Working with a Mako™ customer recently, I showed him how to code a utility to extract data from a stack of PDF invoices to populate a spreadsheet. I suppose you could describe it as reverse database publishing. This customer had originally licensed Mako to convert XPS to PDF, and later used it to generate CMYK bitmaps of the pages, i.e. using it as a RIP (raster image processor).
With this additional application of Mako, the customer observed that Mako was “like a Swiss Army knife” as it offered so many tools in one – converting, rendering, extracting, combining and processing, of pages and the components that made them up. And doing it not just for PDF but for XPS, PCL and PostScript® too. His description struck a chord with me as it seemed very appropriate. Mako does indeed offer a wide range of capabilities for processing print job formats. It’s not the fastest or feature-richest of the RIPs from Global Graphics Software – that would be Harlequin®. Or the most sophisticated and performant of screening tools – that would be ScreenPro™. But Mako can do both of those things very competently, and much more besides.
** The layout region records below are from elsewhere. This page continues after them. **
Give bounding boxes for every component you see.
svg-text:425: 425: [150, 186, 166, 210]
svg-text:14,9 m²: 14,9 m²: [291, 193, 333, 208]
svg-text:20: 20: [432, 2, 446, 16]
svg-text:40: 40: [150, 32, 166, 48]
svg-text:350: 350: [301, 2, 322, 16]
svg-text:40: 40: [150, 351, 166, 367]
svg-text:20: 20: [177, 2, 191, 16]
For example, we have used Mako to create a Windows desktop app to edit a PDF in ways relevant to production print workflows, such as changing spot colors or converting them to process colors. All the viewing and editing operations are implemented with Mako API calls. That fact alone emphasizes the wide range of applications to which Mako can be put, and I think, fully justifying that “Swiss Army knife” moniker.